KI wird für Investoren zum Infrastrukturthema. Während China beim Preis Druck macht, fließt Kapital besonders in Verteidigungstechnologie, Medizin-KI und handlungsfähige KI-Systeme.

von Verumo-Redaktion

Lesezeit 8 min
Titelbild: Alex Knight / Unsplash

KI-Boom verliert 2026 nichts von seiner Wucht, aber er verändert seine Richtung. Große Sprachmodelle und Chatbots stehen nicht mehr allein im Zentrum. Hinzu kommen Bereiche, in denen künstliche Intelligenz direkt in kritische Prozesse eingreift. Der Investor und KI-Berater Mark Minevich beschreibt diese Verschiebung auf Morningstar.com, der Online-Plattform des Finanzinformationsunternehmens Morningstar.

Seine These ist klar: Kapital folgt dort der KI, wo sich staatliche Prioritäten, industrielle Nachfrage und skalierbare Geschäftsmodelle überlagern. Besonders deutlich werde das in Verteidigung, Gesundheitswesen und bei agentischen Systemen, also Software, die planen, entscheiden und Aufgabenketten eigenständig ausführen kann.

Der Kapitalstrom verlagert sich in die nächste KI Phase

Die Größenordnung bleibt enorm. Nach Daten von PitchBook entfielen im ersten Quartal 2025 rund 57,9 % der weltweiten Wagniskapital-Investitionen auf KI- und Machine-Learning-Start-ups. Für Januar 2026 meldete Crunchbase zudem 31 neue Milliarden-Start-ups. was dem höchsten Monatswert seit Juni 2022 entspricht.
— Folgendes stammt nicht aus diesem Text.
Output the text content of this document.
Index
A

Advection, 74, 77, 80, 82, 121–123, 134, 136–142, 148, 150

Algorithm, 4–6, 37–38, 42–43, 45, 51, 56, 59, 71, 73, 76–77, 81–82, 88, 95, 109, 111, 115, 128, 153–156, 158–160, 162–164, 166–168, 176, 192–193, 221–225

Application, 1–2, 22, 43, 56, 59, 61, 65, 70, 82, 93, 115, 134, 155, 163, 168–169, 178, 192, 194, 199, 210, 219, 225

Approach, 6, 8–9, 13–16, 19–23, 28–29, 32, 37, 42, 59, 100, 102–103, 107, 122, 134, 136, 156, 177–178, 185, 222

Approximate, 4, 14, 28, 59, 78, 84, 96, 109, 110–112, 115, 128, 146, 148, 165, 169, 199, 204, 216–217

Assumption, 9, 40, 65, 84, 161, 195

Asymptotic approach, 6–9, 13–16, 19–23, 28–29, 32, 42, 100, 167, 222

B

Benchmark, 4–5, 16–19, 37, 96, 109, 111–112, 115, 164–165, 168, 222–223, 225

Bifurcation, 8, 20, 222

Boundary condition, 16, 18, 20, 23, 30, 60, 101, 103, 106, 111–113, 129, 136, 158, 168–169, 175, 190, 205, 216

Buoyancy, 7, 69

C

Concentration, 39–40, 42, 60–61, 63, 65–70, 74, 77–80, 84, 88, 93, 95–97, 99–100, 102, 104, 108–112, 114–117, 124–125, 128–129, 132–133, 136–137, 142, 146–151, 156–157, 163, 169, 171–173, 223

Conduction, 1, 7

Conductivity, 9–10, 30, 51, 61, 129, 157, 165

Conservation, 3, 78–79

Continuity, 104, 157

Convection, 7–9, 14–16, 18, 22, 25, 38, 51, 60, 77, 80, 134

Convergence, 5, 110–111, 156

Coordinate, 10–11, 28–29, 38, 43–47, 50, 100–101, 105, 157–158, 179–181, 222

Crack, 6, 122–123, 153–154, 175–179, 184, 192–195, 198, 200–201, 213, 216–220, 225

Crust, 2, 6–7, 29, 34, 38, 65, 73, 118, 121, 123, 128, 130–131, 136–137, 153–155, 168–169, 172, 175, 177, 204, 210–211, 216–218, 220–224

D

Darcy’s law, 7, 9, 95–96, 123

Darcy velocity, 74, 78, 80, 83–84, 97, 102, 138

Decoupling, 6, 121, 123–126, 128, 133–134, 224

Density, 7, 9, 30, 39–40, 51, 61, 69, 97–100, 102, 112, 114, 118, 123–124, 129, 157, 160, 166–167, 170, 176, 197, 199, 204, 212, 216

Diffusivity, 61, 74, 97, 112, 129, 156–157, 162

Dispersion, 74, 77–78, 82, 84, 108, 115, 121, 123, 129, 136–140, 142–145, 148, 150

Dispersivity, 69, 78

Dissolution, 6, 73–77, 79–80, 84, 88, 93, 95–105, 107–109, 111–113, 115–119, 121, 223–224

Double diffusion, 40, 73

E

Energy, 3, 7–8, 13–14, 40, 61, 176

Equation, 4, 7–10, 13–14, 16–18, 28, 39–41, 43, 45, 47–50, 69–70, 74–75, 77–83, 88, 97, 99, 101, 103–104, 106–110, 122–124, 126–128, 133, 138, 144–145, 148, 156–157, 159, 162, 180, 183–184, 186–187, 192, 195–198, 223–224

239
Für Minevich ist das mehr als ein Bewertungsrausch. Er deutet die Welle als Übergang von der Modell- zur Infrastrukturphase. Entscheidend sei nicht mehr nur, wer ein starkes Grundlagenmodell anbietet, sondern wer KI in regulierte, kapitalkräftige und strategisch relevante Märkte implementiert. An dieser Stelle werde aus Technik ein belastbares Geschäftsmodell.

Hinzu kommt der wachsende Wettbewerbsdruck aus China. Eine aktuelle Analyse des US-Sicherheits-Thinktanks RAND Corporation beschreibt chinesische Modelle als deutlich günstiger und spricht von Kosten, die nur bei einem Sechstel bis einem Viertel vergleichbarer US-Systeme liegen. Das verschärft den Preiswettbewerb und drückt Anbieter dazu, sich stärker über Anwendungen statt allein über Modellgröße zu differenzieren.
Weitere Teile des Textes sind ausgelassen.